Logical OR: the second operand is not evaluated (6.5.14.4), but the compiler generates warning: violation of the standard?

Question

ISO/IEC 9899:202x (E) working draft — February 5, 2020 C17..C2x N2479:

6.5.14 Logical OR operator:

4. If the first operand compares unequal to 0, the second operand is not evaluated.

Context: There is one C compiler, which generates warning condition is always true / false for expressions involving logical operators. For example, if in expression a || b variable b is unequal to 0, then the compiler generates condition is always true (mentioning the position of b in the source code).

Question: Can the fact of generation of such a warnings be interpreted as a violation of 6.5.14.4? Please, provide explanation / argumentation / references.

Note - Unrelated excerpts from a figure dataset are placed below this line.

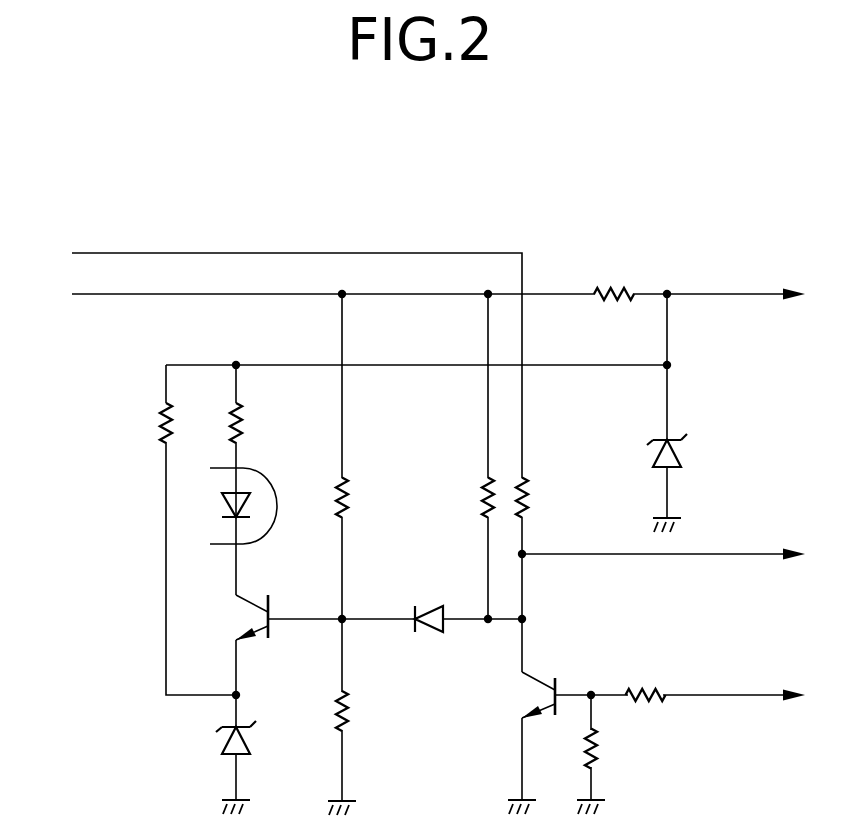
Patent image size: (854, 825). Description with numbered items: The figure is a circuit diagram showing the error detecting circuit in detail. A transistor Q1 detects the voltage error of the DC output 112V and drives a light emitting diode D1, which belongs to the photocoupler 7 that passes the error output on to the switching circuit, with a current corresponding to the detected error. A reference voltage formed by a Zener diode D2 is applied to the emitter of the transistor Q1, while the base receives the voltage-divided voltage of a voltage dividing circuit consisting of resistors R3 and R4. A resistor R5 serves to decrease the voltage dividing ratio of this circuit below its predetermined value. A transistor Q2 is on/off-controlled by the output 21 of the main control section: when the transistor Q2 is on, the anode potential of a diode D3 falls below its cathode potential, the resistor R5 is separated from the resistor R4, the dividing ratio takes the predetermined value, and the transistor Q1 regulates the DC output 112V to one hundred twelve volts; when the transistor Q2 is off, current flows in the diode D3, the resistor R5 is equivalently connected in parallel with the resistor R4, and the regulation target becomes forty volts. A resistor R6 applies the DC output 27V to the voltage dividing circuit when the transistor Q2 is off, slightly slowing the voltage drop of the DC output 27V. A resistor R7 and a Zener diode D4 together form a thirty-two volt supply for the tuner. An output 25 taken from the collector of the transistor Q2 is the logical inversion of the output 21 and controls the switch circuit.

The photocoupler 7 is at (217, 546).
The output of the main control section 21 is at (718, 697).
The output 25 is at (718, 556).
The DC output 27V is at (143, 253).
The DC output 112V is at (90, 296).
The light emitting diode D1 is at (230, 551).
The Zener diode D2 is at (263, 767).
The diode D3 is at (432, 598).
The Zener diode D4 is at (692, 413).
The transistor Q1 is at (289, 602).
The transistor Q2 is at (544, 728).
The resistor R3 is at (368, 493).
The resistor R4 is at (364, 753).
The resistor R5 is at (462, 456).
The resistor R6 is at (549, 575).
The resistor R7 is at (699, 275).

Note: gcc / clang / cl (configured with the highest warning level) does not generate any warnings for the example above.

UPD. MRE:

int main(void)
{
    int c1 = 1, c2 = 1, r = 0;
    if ( c1 || c2 ) { r = 1; }
    return r;
}
$ cc x.c
x.c:4:10: warning: condition is always true
x.c:4:16: warning: condition is always true

Answer 1

While one might argue the only way the compiler could have known the value of the second operand of || was to have evaluated it, and this violates the prohibition on evaluation in C 2018 6.5.14 4 (“… If the first operand of an || compares unequal to 0, the second operand is not evaluated”) if the first operand compares unequal to 0, it is understood that “evaluation” refers to evaluations made during program execution, not translation. The C conceptual models described in C 2018 5.1 separate translation and execution. 6.5.14 4 is a prohibition on evaluation during program execution, not during translation.